Sharing a “Sip and a Smoke” with Retired Master Sgt. Norm Hooten
When someone imagines a war hero, they should picture Retired Master Sgt. Norm Hooten. From serving in the military for over 20 years including the elite Delta Force during the Battle of Mogadishu to now serving as a doctor at the VA giving back to those who are combating from the invisible battle of PTSD. We proudly raise our glasses to our founder and an all-around great guy, Retired Master Sgt. Norm Hooten.
HY: We use words like ‘complex’ and ‘spicy’ to describe a whiskey. Which words would you use for yourself if you were a whiskey?
Retired Master Sgt. Norm Hooten: Powerful and drinkable. Like Hooten Young American Whiskey.
HY: What was your first experience smoking a cigar like?
Retired Master Sgt. Norm Hooten: My first cigar was smoked in Panama, right after the capture of Manuel Noriega. Somebody managed to find a box of Cuban cigars with the initials M.A.N. which stood for Manuel Antonio Noriega. I was in my mid-20s and I didn’t really enjoy it all that much at the time, but all of us smoked one to celebrate his capture.

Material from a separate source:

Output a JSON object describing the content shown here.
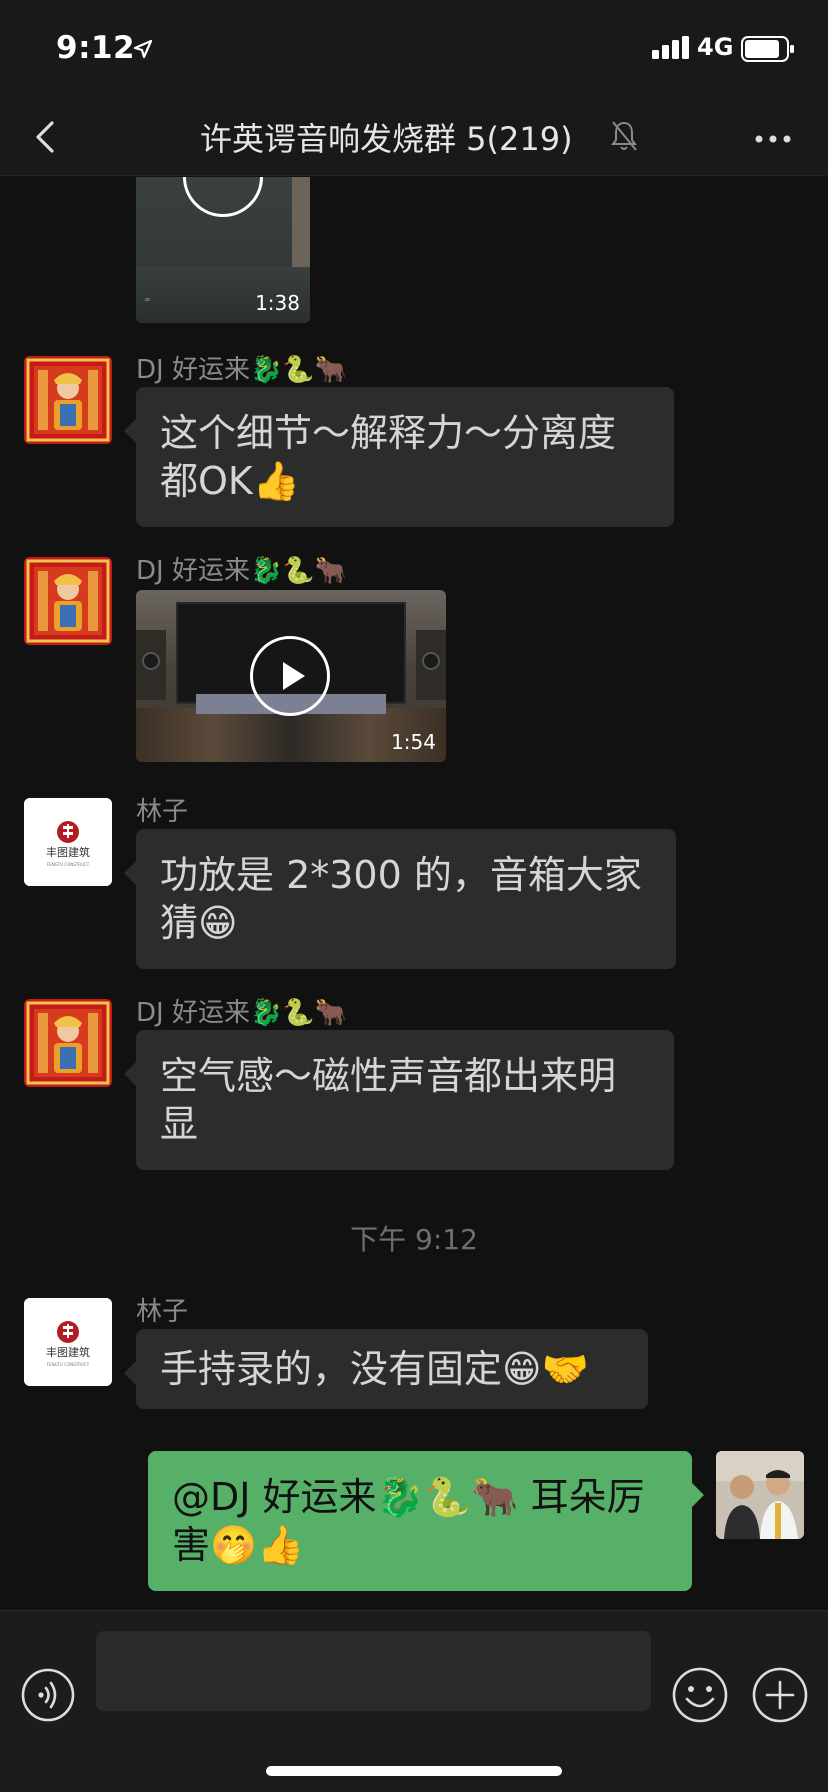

HY: You said you really didn’t enjoy the cigar then, do you enjoy them now?
Retired Master Sgt. Norm Hooten: I do enjoy them now. I started smoking cigars with my son who went to West Point. It’s something that he would do to pass the time up there, and it was a way for me to connect with my son when he would come home. Both Tim (Young) and I have sons who went to West Point so we would all sit around and have cigars together.
Smoking a cigar isn’t an everyday thing for me unless I’m hanging out with a certain group of people – laughs. It’s more of a weekend thing for me.
HY: Describe what the process has been like working with a distiller.
Retired Master Sgt. Norm Hooten: It’s been enlightening. I had no idea the level of involvement that went into working with a distiller and getting a product to market. It’s a three-tier system. From working with a distiller, then working with someone who bottles the product, and then finding a distributor. Finding a distributor is probably the most difficult part of the whole process. I learned a lot about it. I’ve been drinking whiskey since I was much too young, but in the past 8 months, I learned more than in my entire life.
My dad and my grandfather used to make their own whiskey when I was a kid, but of course, it wasn’t for legal sale, but it was something that was quite common where I grew up.
HY: What’s your favorite way to enjoy Hooten Young American Whiskey?
Retired Master Sgt. Norm Hooten: I prefer it straight out of the bottle. Neat with a really good cigar and good friends. Nothing to mix with it, just straight up.